Inge Berge is a citizen-journalist who lives in Gloucester, Massachusetts. In early March 2022, he went to the city's school superintendent's office — which is open to the public. He wanted to buy tickets to his daughter's sold-out school play. And he wanted to hear from officials why the school's COVID-19 rules still capped the number of play-goers when the state had already lifted its COVID-19 mandates by then. Visibly filming as he went along (he kept his camera out for all to see), Berge made sure to also tell everyone he met that he was recording. No sign banned or restricted filming in the building's publicly accessible areas either.
Berge encountered several school employees while filming – most expressed their displeasure with Berge recording his encounters. Hoping to "expose" the "unreasonableness" of the district's "policy," Berge uploaded the video (along with his commentary) to Facebook that very day. And he made the material publicly viewable as well.

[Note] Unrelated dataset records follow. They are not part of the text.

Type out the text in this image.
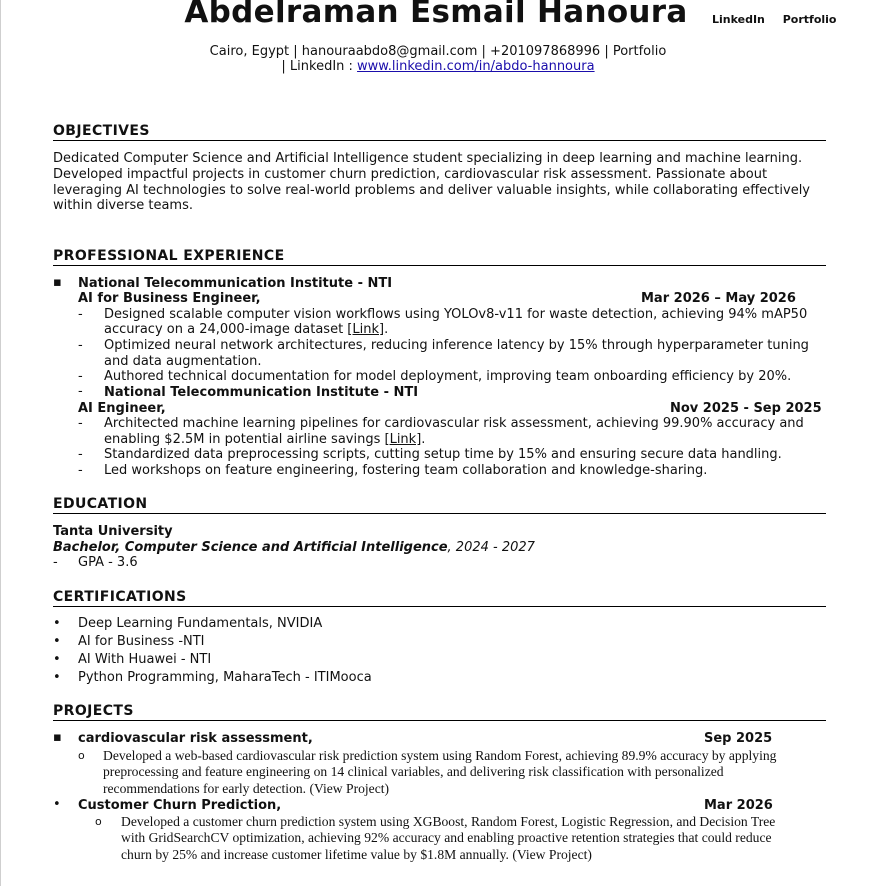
Abdelraman Esmail Hanoura	LinkedIn Portfolio
Cairo, Egypt | hanouraabdo8@gmail.com | +201097868996 | Portfolio
| LinkedIn : www.linkedin.com/in/abdo-hannoura
OBJECTIVES
Dedicated Computer Science and Artificial Intelligence student specializing in deep learning and machine learning.
Developed impactful projects in customer churn prediction, cardiovascular risk assessment. Passionate about
leveraging AI technologies to solve real-world problems and deliver valuable insights, while collaborating effectively
within diverse teams.
PROFESSIONAL EXPERIENCE
▪ National Telecommunication Institute - NTI
AI for Business Engineer,	Mar 2026 – May 2026
- Designed scalable computer vision workflows using YOLOv8-v11 for waste detection, achieving 94% mAP50
accuracy on a 24,000-image dataset [Link].
- Optimized neural network architectures, reducing inference latency by 15% through hyperparameter tuning
and data augmentation.
- Authored technical documentation for model deployment, improving team onboarding efficiency by 20%.
- National Telecommunication Institute - NTI
AI Engineer,	Nov 2025 - Sep 2025
- Architected machine learning pipelines for cardiovascular risk assessment, achieving 99.90% accuracy and
enabling $2.5M in potential airline savings [Link].
- Standardized data preprocessing scripts, cutting setup time by 15% and ensuring secure data handling.
- Led workshops on feature engineering, fostering team collaboration and knowledge-sharing.
EDUCATION
Tanta University
Bachelor, Computer Science and Artificial Intelligence, 2024 - 2027
- GPA - 3.6
CERTIFICATIONS
• Deep Learning Fundamentals, NVIDIA
• AI for Business -NTI
• AI With Huawei - NTI
• Python Programming, MaharaTech - ITIMooca
PROJECTS
▪ cardiovascular risk assessment,	Sep 2025
o Developed a web-based cardiovascular risk prediction system using Random Forest, achieving 89.9% accuracy by applying
preprocessing and feature engineering on 14 clinical variables, and delivering risk classification with personalized
recommendations for early detection. (View Project)
• Customer Churn Prediction,	Mar 2026
o Developed a customer churn prediction system using XGBoost, Random Forest, Logistic Regression, and Decision Tree
with GridSearchCV optimization, achieving 92% accuracy and enabling proactive retention strategies that could reduce
churn by 25% and increase customer lifetime value by $1.8M annually. (View Project)
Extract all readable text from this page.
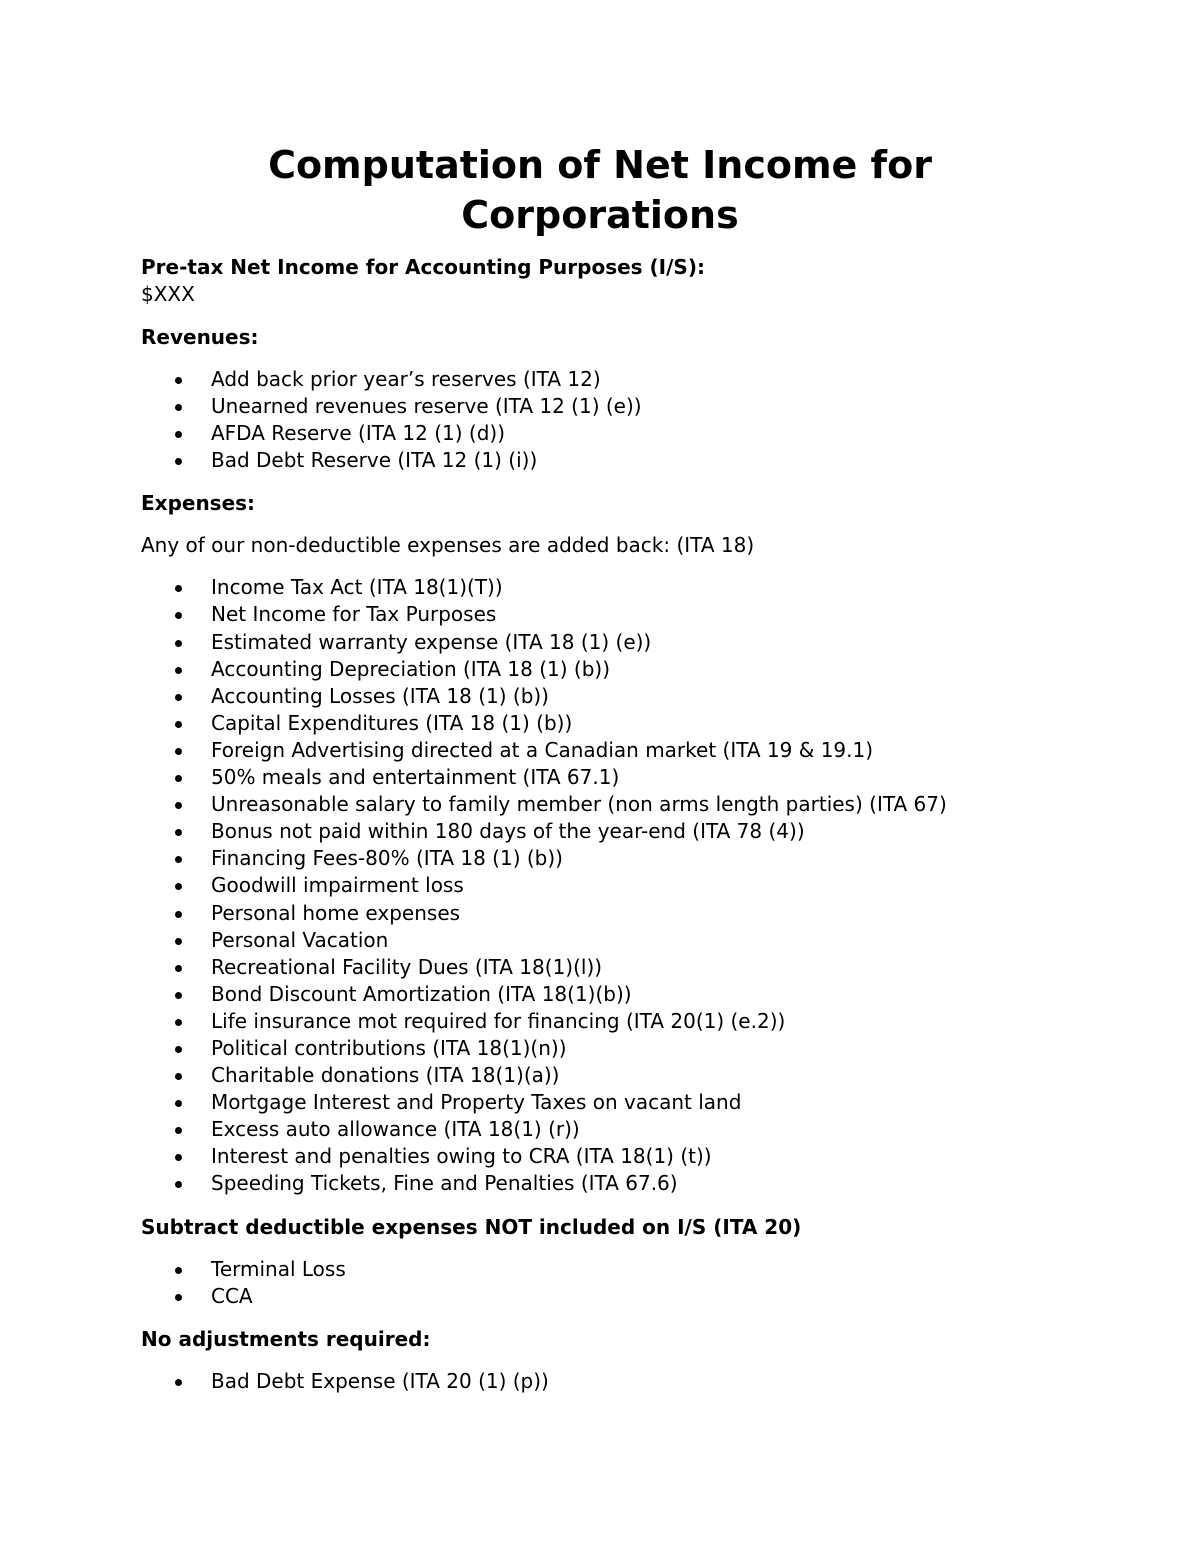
Computation of Net Income for
Corporations

Pre-tax Net Income for Accounting Purposes (I/S):

$XXX

Revenues:

Add back prior year’s reserves (ITA 12)
Unearned revenues reserve (ITA 12 (1) (e))
AFDA Reserve (ITA 12 (1) (d))
Bad Debt Reserve (ITA 12 (1) (i))

Expenses:

Any of our non-deductible expenses are added back: (ITA 18)

Income Tax Act (ITA 18(1)(T))
Net Income for Tax Purposes
Estimated warranty expense (ITA 18 (1) (e))
Accounting Depreciation (ITA 18 (1) (b))
Accounting Losses (ITA 18 (1) (b))
Capital Expenditures (ITA 18 (1) (b))
Foreign Advertising directed at a Canadian market (ITA 19 & 19.1)
50% meals and entertainment (ITA 67.1)
Unreasonable salary to family member (non arms length parties) (ITA 67)
Bonus not paid within 180 days of the year-end (ITA 78 (4))
Financing Fees-80% (ITA 18 (1) (b))
Goodwill impairment loss
Personal home expenses
Personal Vacation
Recreational Facility Dues (ITA 18(1)(l))
Bond Discount Amortization (ITA 18(1)(b))
Life insurance mot required for financing (ITA 20(1) (e.2))
Political contributions (ITA 18(1)(n))
Charitable donations (ITA 18(1)(a))
Mortgage Interest and Property Taxes on vacant land
Excess auto allowance (ITA 18(1) (r))
Interest and penalties owing to CRA (ITA 18(1) (t))
Speeding Tickets, Fine and Penalties (ITA 67.6)

Subtract deductible expenses NOT included on I/S (ITA 20)

Terminal Loss
CCA

No adjustments required:

Bad Debt Expense (ITA 20 (1) (p))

District-human-resources director Roberta Eason fired off a letter to Berge within hours. Citing Mass. Gen. Laws Ch. 272, § 99(C), she accused him of violating Massachusetts's wiretap act by not getting "the consent" of all participating officials before recording and posting the film. And she "demand[ed]" that he "immediately" remove the video or face "legal action" (his supposed wiretap act violation was the one and only reason she gave for the removal demand). This was not accurate. The Massachusetts law only forbids secret taping and Berge did not tape in secret.
Berge did not do as Ms. Eason directed. Instead, he sued the District and several officials for First Amendment retaliation. According to Berge, the defendants threatened "bogus legal" action under the state wiretap act to "frighten him into suppressing his own First Amendment rights." Before answering the complaint, defendants asked the district judge to dismiss the suit for not stating a claim for which relief could be granted. Berge opposed the motion. But the judge tossed the case, finding that existing law did not clearly establish a First Amendment right to publish the video because Berge had not offered any "precedent even vaguely applicable to the facts." For that reason, the court concluded that the defendants had qualified immunity.
The appellate court disagreed. It first discussed the concept of qualified immunity, noting that it shields the individual defendants unless Berge pled facts — adopted as true — showing that (1) they violated a constitutional guarantee that (2) was not only established but "clearly established" when they acted. According to the court, a right is clearly established if it was "sufficiently clear that every reasonable official would [have understood] that what he is doing violates that right."
In determining what a reasonable official would have understood here, the court noted that Berge very publicly recorded public officials performing public duties in the publicly accessible part of a public building — all to get information about the district's COVID-19 policies, in a form he could then share, with the goal of "expos[ing] and comment[ing] on the unreasonableness" of those "polic[ies]." In the court's view, "[i]f the First Amendment means anything in a situation like this, it is that public officials cannot — as they did here — threaten a person with legal action under an obviously inapt statute simply because he published speech they did not like."
For this reason, the appellate court reversed the trial court's decision. Mr. Berge may now proceed with his lawsuit. And the officials at Glouster have learned a different kind of lesson about bullying.